To determine risk, healthcare organizations complete an assessment that looks at the nature and extent of the health information involved, the unauthorized person who used the data, whether the data was actually acquired and the extent to which the risk has been mitigated.

“You have to divert time and resources that you don’t have to respond to this attack as a victim, and it takes you away from the good work that these institutions are doing,” said Linn Freedman, chair of the data privacy and cybersecurity team at law firm Robinson + Cole.

Patients may also pursue class-action lawsuits, despite the challenges of proving a particular breach caused them harm. HCA, for example, is facing multiple lawsuits regarding its recent breach. An Alabama woman recently filed a suit against Springhill Memorial Hospital in Mobile, alleging a 2019 ransomware attack that shut down its network led to birth injuries and eventually her infant daughter’s death. 

Cybersecurity protection is mandatory

As cyberattacks become more sophisticated, it’s more important than ever for healthcare organizations to put the necessary protections in place, experts say. 

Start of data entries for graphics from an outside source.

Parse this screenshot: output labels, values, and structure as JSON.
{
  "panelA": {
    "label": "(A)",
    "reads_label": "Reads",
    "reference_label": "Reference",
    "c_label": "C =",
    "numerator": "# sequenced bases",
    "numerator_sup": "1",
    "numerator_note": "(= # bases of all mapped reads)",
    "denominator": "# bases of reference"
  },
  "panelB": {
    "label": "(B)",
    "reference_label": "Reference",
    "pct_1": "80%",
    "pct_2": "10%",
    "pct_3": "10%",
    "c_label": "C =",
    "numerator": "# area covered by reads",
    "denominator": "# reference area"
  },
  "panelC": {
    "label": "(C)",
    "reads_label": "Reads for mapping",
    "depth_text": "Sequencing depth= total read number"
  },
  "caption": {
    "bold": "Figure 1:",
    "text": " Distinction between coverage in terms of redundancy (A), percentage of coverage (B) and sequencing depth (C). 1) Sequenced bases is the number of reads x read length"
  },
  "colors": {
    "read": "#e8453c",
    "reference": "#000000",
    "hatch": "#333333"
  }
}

Peter Halprin, a partner at law firm Pasich LLP, said investing in cyber insurance is one way to prevent financial catastrophe. Healthcare organizations can file claims to cover lost operating revenue and ransomware payments, plus the costs of working with vendors such as ransomware negotiators and privacy counsel to navigate the crisis, he said. 

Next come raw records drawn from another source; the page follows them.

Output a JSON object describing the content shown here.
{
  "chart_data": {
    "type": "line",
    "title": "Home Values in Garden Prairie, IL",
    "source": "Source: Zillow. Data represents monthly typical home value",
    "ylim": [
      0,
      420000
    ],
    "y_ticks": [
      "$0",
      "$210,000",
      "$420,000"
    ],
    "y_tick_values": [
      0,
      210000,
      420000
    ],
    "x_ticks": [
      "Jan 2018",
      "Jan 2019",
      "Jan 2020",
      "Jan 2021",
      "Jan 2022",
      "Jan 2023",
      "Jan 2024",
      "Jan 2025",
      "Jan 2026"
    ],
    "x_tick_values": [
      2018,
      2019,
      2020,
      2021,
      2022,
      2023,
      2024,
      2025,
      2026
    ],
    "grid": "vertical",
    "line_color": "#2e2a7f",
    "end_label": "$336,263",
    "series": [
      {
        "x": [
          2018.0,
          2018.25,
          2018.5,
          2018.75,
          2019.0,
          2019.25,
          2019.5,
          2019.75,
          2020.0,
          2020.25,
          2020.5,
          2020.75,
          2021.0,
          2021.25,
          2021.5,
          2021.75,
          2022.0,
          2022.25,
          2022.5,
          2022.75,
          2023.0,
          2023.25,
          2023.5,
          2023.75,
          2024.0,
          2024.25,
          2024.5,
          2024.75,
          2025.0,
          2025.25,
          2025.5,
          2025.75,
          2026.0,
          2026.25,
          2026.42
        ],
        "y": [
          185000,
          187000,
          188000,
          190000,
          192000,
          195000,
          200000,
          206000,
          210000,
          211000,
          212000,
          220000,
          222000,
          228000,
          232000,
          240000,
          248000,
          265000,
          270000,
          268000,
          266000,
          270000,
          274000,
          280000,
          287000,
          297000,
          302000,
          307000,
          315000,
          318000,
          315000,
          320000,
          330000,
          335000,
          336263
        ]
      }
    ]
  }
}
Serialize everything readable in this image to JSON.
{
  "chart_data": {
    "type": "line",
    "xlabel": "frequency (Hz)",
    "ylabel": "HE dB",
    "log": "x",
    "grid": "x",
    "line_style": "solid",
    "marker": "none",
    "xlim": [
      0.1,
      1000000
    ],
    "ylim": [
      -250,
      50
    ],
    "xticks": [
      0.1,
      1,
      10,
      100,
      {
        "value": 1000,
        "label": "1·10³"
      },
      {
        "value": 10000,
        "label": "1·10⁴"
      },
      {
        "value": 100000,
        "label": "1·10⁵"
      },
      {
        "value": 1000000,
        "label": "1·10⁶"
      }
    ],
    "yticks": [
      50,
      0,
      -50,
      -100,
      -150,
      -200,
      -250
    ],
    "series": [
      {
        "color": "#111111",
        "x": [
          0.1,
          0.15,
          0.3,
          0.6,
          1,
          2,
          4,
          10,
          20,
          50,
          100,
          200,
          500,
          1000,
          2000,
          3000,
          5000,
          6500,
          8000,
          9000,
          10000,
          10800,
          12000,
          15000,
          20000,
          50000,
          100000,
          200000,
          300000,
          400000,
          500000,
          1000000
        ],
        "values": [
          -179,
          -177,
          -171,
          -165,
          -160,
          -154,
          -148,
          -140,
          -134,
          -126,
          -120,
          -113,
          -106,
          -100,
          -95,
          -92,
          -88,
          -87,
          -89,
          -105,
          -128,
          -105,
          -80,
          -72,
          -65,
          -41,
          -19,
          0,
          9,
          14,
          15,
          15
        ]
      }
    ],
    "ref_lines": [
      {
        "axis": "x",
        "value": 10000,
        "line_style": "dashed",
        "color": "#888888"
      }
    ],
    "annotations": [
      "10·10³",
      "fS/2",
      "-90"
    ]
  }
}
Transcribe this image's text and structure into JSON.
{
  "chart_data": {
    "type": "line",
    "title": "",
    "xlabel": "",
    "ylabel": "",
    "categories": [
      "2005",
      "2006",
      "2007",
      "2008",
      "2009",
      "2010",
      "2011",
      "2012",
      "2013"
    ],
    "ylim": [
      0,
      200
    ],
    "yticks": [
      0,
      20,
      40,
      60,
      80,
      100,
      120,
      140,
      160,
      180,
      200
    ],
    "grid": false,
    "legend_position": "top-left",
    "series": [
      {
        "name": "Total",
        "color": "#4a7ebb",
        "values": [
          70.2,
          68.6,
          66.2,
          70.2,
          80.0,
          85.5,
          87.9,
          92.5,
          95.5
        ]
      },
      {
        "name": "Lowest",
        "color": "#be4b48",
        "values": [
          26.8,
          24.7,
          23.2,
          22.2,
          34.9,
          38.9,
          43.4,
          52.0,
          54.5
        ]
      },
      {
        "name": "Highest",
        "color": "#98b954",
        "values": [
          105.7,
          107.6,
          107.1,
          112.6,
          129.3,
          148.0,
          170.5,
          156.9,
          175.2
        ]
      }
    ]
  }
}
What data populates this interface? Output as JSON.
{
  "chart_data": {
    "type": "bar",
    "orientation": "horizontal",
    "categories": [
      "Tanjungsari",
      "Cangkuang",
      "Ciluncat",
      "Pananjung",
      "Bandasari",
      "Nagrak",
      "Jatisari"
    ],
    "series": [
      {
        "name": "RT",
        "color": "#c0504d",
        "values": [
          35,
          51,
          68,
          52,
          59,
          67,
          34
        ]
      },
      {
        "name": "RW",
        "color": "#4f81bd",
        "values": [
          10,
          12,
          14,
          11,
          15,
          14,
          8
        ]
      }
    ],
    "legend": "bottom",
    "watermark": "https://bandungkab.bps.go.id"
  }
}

Large companies in many industries often invest in insurance coverage towers, essentially stacking layers of insurance plans for increasing amounts of coverage. Each successive plan covers a greater amount, but the cost for coverage gets cheaper with each layer because the risk for the additional insurers declines. 

The cost of cyber insurance, estimated at $1,000 to $7,500 per $1 million of first-layer coverage for small to mid-sized organizations, is determined by the size of an operation and the level of desired protection, said Evan Bundschuh, commercial lines manager at insurance brokerage GB&A. 

Healthcare organizations can also invest in cybersecurity services such as network security monitoring, firewall protection and encryption tools, among others. The cost for the services varies, ranging from a few thousand dollars at a small practice to multiple millions of dollars at a large hospital system, SonicWall’s Cornwell said.